Wo liegt zwischen diesen beiden Wörtern der Unterschied im Deutschen? Ich benutze gerne "grammatikalisch" in Bezug auf Fehler, aber "grammatisch" bezüglich der Grammatik im Allgemeinen, aber der Duden sagt bei "grammatikalisch" leider nur "seltener für grammatisch". Mir gefällt "grammatikalisch" besser, da es ähnlich dem englischen "grammatical(ly)" ist.

Bsp.:

"Das ist sprachlich und grammatikalisch falsch. Man kann doch nichts zwischen "immer noch" einfügen!"

"Also grammatisch gesehen, müsstest du hier ein Komma setzen."

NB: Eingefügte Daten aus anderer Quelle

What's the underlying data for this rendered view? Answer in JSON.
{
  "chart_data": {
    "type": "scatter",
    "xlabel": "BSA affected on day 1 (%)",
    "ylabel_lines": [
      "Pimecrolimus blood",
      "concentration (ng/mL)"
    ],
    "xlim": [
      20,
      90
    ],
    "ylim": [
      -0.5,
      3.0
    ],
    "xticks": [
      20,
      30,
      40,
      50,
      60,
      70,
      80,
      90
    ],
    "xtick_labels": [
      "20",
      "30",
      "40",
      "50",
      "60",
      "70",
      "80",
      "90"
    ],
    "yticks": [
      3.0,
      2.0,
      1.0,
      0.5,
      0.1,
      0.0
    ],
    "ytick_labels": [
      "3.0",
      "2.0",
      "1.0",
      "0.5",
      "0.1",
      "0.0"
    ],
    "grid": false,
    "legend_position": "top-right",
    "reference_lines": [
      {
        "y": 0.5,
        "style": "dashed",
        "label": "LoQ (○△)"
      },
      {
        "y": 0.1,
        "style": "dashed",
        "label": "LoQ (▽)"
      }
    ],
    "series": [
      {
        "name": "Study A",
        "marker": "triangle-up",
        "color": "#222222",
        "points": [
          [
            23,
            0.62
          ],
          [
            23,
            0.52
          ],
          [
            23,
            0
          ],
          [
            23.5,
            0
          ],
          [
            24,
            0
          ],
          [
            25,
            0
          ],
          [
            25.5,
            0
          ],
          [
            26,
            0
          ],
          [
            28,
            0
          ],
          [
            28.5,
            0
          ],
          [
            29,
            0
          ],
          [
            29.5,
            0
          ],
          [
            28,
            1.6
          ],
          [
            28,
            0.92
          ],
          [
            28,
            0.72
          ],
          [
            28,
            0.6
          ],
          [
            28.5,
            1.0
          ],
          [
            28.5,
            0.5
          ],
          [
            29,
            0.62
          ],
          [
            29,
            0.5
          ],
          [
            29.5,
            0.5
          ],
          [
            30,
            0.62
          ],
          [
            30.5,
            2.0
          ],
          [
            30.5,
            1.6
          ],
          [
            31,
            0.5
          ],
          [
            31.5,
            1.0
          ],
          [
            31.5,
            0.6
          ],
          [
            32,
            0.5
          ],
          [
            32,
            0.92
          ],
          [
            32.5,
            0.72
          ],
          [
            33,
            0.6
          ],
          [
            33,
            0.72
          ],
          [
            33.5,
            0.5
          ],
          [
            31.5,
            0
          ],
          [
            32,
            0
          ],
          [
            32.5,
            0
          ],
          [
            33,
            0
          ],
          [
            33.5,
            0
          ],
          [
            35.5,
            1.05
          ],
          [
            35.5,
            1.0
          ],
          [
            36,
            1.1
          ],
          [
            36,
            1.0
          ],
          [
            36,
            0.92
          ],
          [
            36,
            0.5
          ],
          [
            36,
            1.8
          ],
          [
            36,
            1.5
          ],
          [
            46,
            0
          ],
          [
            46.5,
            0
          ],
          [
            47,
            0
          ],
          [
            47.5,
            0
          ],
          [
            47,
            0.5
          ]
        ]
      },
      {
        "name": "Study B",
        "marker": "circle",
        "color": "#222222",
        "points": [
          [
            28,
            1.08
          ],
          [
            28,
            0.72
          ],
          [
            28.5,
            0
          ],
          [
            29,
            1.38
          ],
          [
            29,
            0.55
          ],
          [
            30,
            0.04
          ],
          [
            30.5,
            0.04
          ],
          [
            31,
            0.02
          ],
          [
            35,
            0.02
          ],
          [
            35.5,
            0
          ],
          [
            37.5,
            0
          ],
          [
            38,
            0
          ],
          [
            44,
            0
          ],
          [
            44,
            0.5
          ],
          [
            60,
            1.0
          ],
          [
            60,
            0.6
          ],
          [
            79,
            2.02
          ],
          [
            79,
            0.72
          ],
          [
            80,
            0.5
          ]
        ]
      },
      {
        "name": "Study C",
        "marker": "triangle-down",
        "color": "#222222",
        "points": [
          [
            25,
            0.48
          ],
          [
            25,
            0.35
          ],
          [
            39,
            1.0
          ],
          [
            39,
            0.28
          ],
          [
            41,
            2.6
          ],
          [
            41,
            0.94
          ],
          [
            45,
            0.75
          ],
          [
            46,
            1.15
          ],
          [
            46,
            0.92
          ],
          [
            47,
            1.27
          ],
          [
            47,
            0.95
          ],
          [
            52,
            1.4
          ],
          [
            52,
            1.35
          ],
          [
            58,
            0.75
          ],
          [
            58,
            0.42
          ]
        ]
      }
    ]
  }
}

Ich freue mich schon, auf eure Antworten.


----------



## MrMagoo

Hallo Daniel, 

der Duden hat im Grunde Recht - der Grund, weshallb wir zwei verschiedene (und doch recht ähnliche Wörter) haben ist folgender:
Sie entstammen zwei anderen Sprachen; das eine Wort kommt aus dem Griechischen, das andere aus dem Lateinischen (obwohl jenes, welches wir aus dem Lateinischen übernommen haben, ursprünglich auch aus dem Griechischen kommt - die Römer haben sowieso ganz ganz viel von den Griechen abgeschrieben und als 'eigene' Werke ausgegeben).


----------



## Andræs

Hallo Who:

Ich habe eigentlich in meine Deutsch - Spanisch Wörterbuch gesucht, habe jedoch keinen Unterschied gefunden. Wir benutzen zwei verschiedene Wörter auf Spanisch auch, gramatical und gramático und ich weiß auch nicht ob ein Unterchied zwischen diesen beiden Wörtern gibt es.


----------



## Whodunit

MrMagoo said:
			
		

> Hallo Daniel,
> 
> der Duden hat im Grunde Recht - der Grund, weshallb wir zwei verschiedene (und doch recht ähnliche Wörter) haben ist folgender:
> Sie entstammen zwei anderen Sprachen; das eine Wort kommt aus dem Griechischen, das andere aus dem Lateinischen (obwohl jenes, welches wir aus dem Lateinischen übernommen haben, ursprünglich auch aus dem Griechischen kommt - die Römer haben sowieso ganz ganz viel von den Griechen abgeschrieben und als 'eigene' Werke ausgegeben).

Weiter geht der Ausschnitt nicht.